El teléfono vibró, sonó, tocó su melodía, ansioso, impaciente, dentro del bolso desordenado de Leonor. Sobresaltada, dejó apenas pudo las cosas en la mesa y fue a revolver entre las múltiples cosas hasta encontrarlo. Lo abrió, para ver un mensaje: “Leonor...”, y nada más. No supo que hacer y lo dejó sobre un estante, mientras volvía al trabajo, pensando en qué le quiso decir y qué le iba a responder.
Matías veía por la ventana del bar cómo el sol iba prediciendo su aparición por sobre los edificios al otro lado de la avenida, la mano casi tocando su teléfono, como invocando la respuesta. En la mesa quedaban los restos del café con leche y las medialunas ya comidas, ni siquiera la soda quedaba ya, pensaba, incierto entre pedir a la moza un nuevo vasito de soda (sería gratis?, me lo cobrarían?...) y quedarse simplemente mirando la avenida por la ventana. No daba para pasar la lengua por la mesa, absorbiendo las migas, prolijamente juntadas en mitad de la mesa.
Mientras trabajaba los pocos minutos que bastaban para ganar la parte de su sueldo correspondiente a la hora, Leonor miraba con insistencia al teléfono, con la vana esperanza de que el mensaje sea completado sin su intervención. Nada. Y después... nada. Iba a tener que volver a trabajar unos minutos más para completar la hora, pensaba, porque estaba haciendo su laburo distraída. Algo ansiosa, se levantó, dejando lo que hacía, y buscó el teléfono. Sus dedos, algo torpes, no tanto por la ansiedad sino porque ella es algo torpe, recorrieron las teclas escribiendo un mensaje inquisitorio, imperativo, demandante.
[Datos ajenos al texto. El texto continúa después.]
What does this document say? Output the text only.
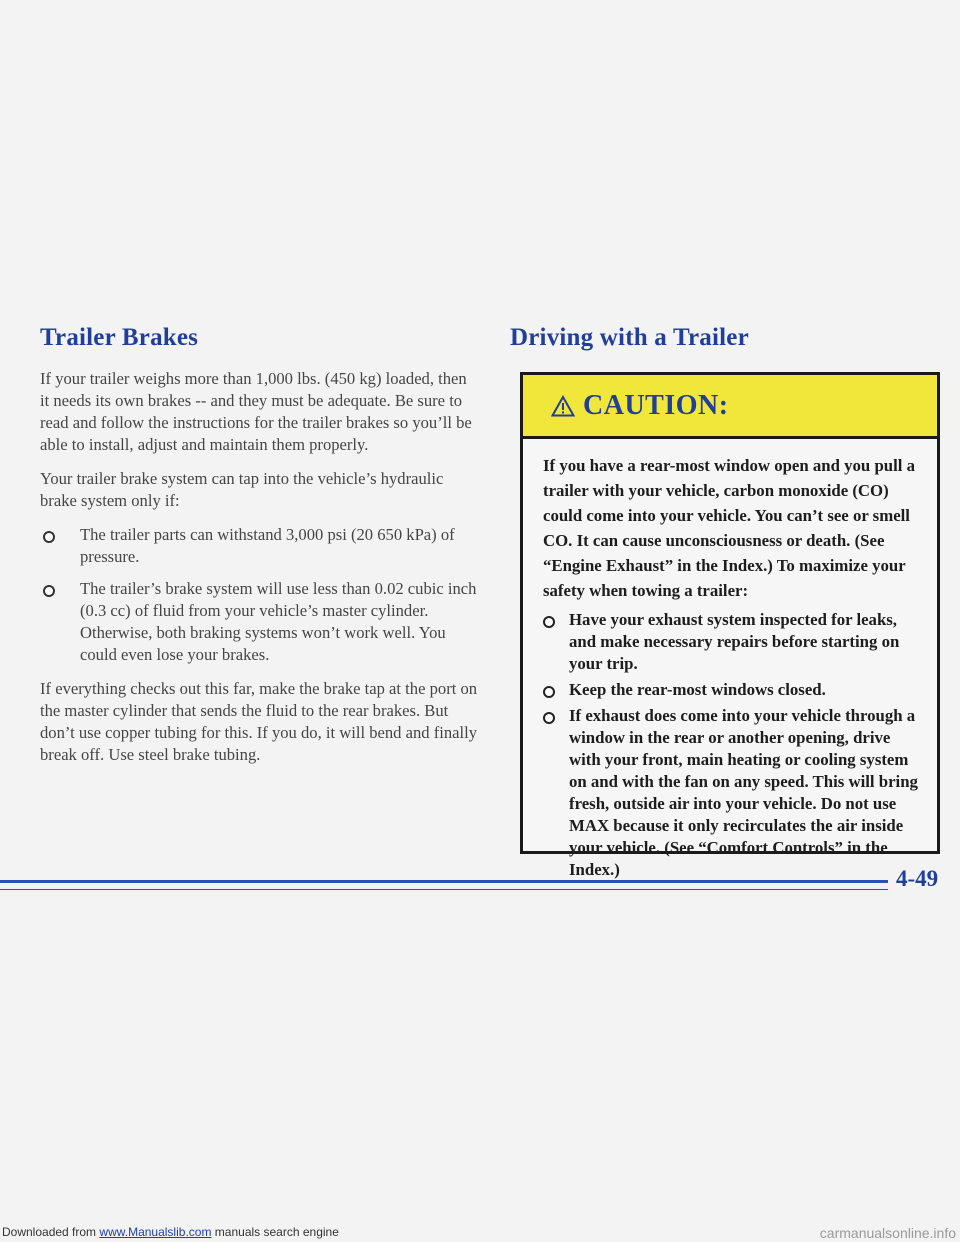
Trailer Brakes

If your trailer weighs more than 1,000 lbs. (450 kg) loaded, then it needs its own brakes -- and they must be adequate. Be sure to read and follow the instructions for the trailer brakes so you’ll be able to install, adjust and maintain them properly.

Your trailer brake system can tap into the vehicle’s hydraulic brake system only if:

The trailer parts can withstand 3,000 psi (20 650 kPa) of pressure.
The trailer’s brake system will use less than 0.02 cubic inch (0.3 cc) of fluid from your vehicle’s master cylinder. Otherwise, both braking systems won’t work well. You could even lose your brakes.

If everything checks out this far, make the brake tap at the port on the master cylinder that sends the fluid to the rear brakes. But don’t use copper tubing for this. If you do, it will bend and finally break off. Use steel brake tubing.

Driving with a Trailer
CAUTION:

If you have a rear-most window open and you pull a trailer with your vehicle, carbon monoxide (CO) could come into your vehicle. You can’t see or smell CO. It can cause unconsciousness or death. (See “Engine Exhaust” in the Index.) To maximize your safety when towing a trailer:

Have your exhaust system inspected for leaks, and make necessary repairs before starting on your trip.
Keep the rear-most windows closed.
If exhaust does come into your vehicle through a window in the rear or another opening, drive with your front, main heating or cooling system on and with the fan on any speed. This will bring fresh, outside air into your vehicle. Do not use MAX because it only recirculates the air inside your vehicle. (See “Comfort Controls” in the Index.)	4-49
Downloaded from www.Manualslib.com manuals search engine	carmanualsonline.info
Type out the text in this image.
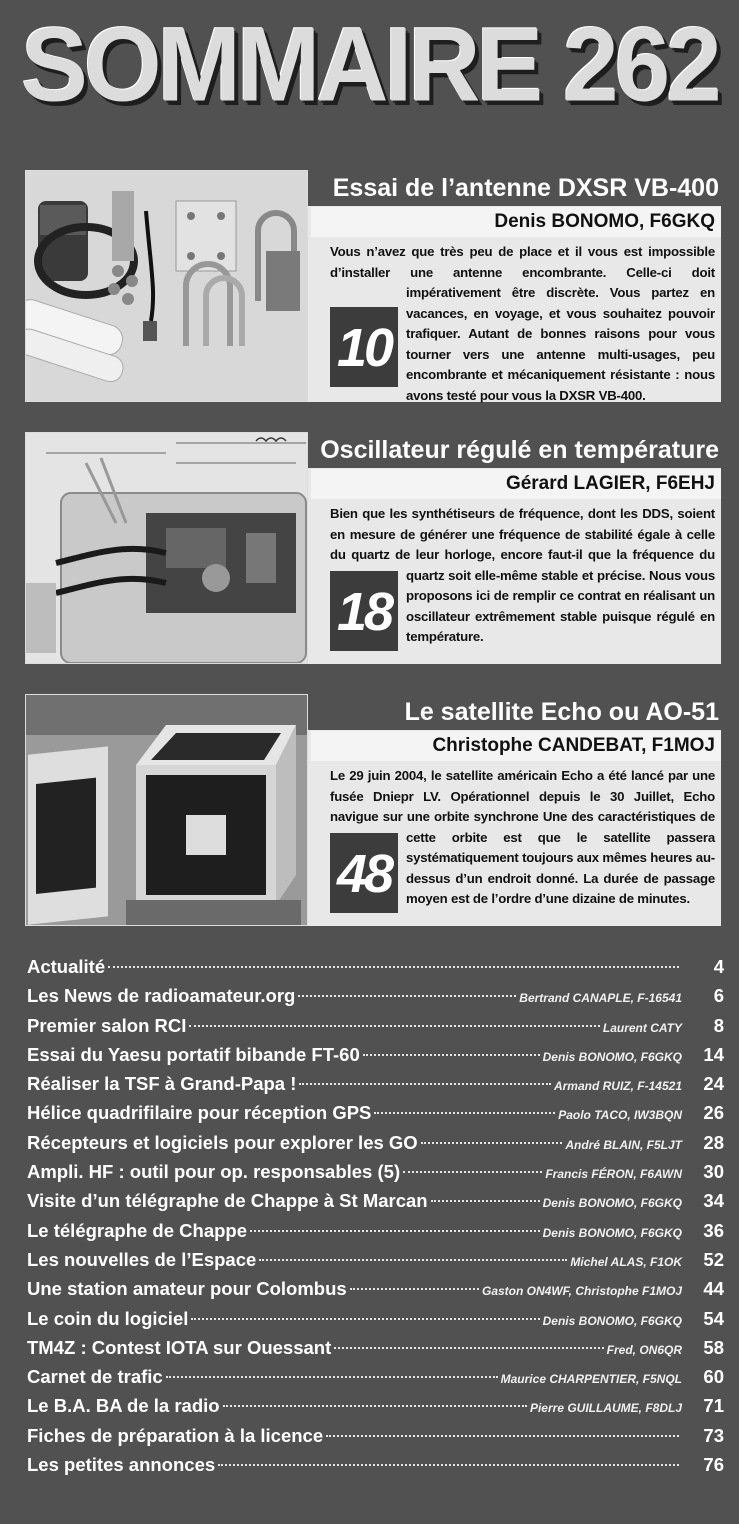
SOMMAIRE 262
Essai de l’antenne DXSR VB-400
Denis BONOMO, F6GKQ
10
Vous n’avez que très peu de place et il vous est impossible d’installer une antenne encombrante. Celle-ci doit impérativement être discrète. Vous partez en vacances, en voyage, et vous souhaitez pouvoir trafiquer. Autant de bonnes raisons pour vous tourner vers une antenne multi-usages, peu encombrante et mécaniquement résistante : nous avons testé pour vous la DXSR VB-400.
Oscillateur régulé en température
Gérard LAGIER, F6EHJ
18
Bien que les synthétiseurs de fréquence, dont les DDS, soient en mesure de générer une fréquence de stabilité égale à celle du quartz de leur horloge, encore faut-il que la fréquence du quartz soit elle-même stable et précise. Nous vous proposons ici de remplir ce contrat en réalisant un oscillateur extrêmement stable puisque régulé en température.
Le satellite Echo ou AO-51
Christophe CANDEBAT, F1MOJ
48
Le 29 juin 2004, le satellite américain Echo a été lancé par une fusée Dniepr LV. Opérationnel depuis le 30 Juillet, Echo navigue sur une orbite synchrone Une des caractéristiques de cette orbite est que le satellite passera systématiquement toujours aux mêmes heures au-dessus d’un endroit donné. La durée de passage moyen est de l’ordre d’une dizaine de minutes.
Actualité	4
Les News de radioamateur.org	Bertrand CANAPLE, F-16541	6
Premier salon RCI	Laurent CATY	8
Essai du Yaesu portatif bibande FT-60	Denis BONOMO, F6GKQ	14
Réaliser la TSF à Grand-Papa !	Armand RUIZ, F-14521	24
Hélice quadrifilaire pour réception GPS	Paolo TACO, IW3BQN	26
Récepteurs et logiciels pour explorer les GO	André BLAIN, F5LJT	28
Ampli. HF : outil pour op. responsables (5)	Francis FÉRON, F6AWN	30
Visite d’un télégraphe de Chappe à St Marcan	Denis BONOMO, F6GKQ	34
Le télégraphe de Chappe	Denis BONOMO, F6GKQ	36
Les nouvelles de l’Espace	Michel ALAS, F1OK	52
Une station amateur pour Colombus	Gaston ON4WF, Christophe F1MOJ	44
Le coin du logiciel	Denis BONOMO, F6GKQ	54
TM4Z : Contest IOTA sur Ouessant	Fred, ON6QR	58
Carnet de trafic	Maurice CHARPENTIER, F5NQL	60
Le B.A. BA de la radio	Pierre GUILLAUME, F8DLJ	71
Fiches de préparation à la licence	73
Les petites annonces	76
El teléfono de Matías vibró y chirrió, moviéndose por la mesa, un rato bastante largo. Él lo dejó terminar, respetuoso de las funciones de los aparatos. Lo miró con alegría, mientras el aparatito terminaba su danza, realizaba su pequeña razón de ser, su show. Lo tomó con una mano, apretando con el pulgar y sin ver las teclas: su mirada estaba perdida en sus pensamientos profundos sobre su existencia. “Qué pasa?” decía, simplemente. Los dedos siguieron su labor a ciegas, respondiendo la necesidad básica, la incógnita, rápidamente satisfecha. Presionó, finalizando la tarea, la tecla que indicaba, servicial, la función de ‘enviar’, sosteniendo el aparato en el aire, como ofreciéndolo al dios de las comunicaciones como ofrenda. Pipón, el artificio electrónico chirrió indicando misión completa. Sin ver, embobado por la actividad de la calle, apoyó el celular en la mesa, pensando en la realidad de su existencia, si vivía o era invención de otra persona, si su universo no terminaría detrás de la pared que veía allá, de si existía constantemen...
Apenas había Leonor comenzado a trabajar nuevamente, para terminar lo empezado, el teléfono comenzó a llorar irremediablemente, exigiendo su atención, como bebé de familia numerosa. Un poco molesta, dejó las cosas sobre la mesa sin apuro, y fue a buscar el aparato esperando satisfacer la curiosidad originada por aquel primer mensaje. Con torpeza, casi tirando al piso el teléfono, puso la respuesta en la pantalla, que le dijo simplemente: “... te quiero.”. Quedó un rato mirando la pantalla, admirando la puntillosidad del punto final y el detalle de los tres puntos iniciales.
Matías miraba al frente, el sol ya dándole de lleno, por encima de los edificios, y por la manera en que le hacía entrecerrar los ojos, disminuir casi hasta la ceguera, la oscuridad, no pudo dejar de pensar en que realmente él no existía.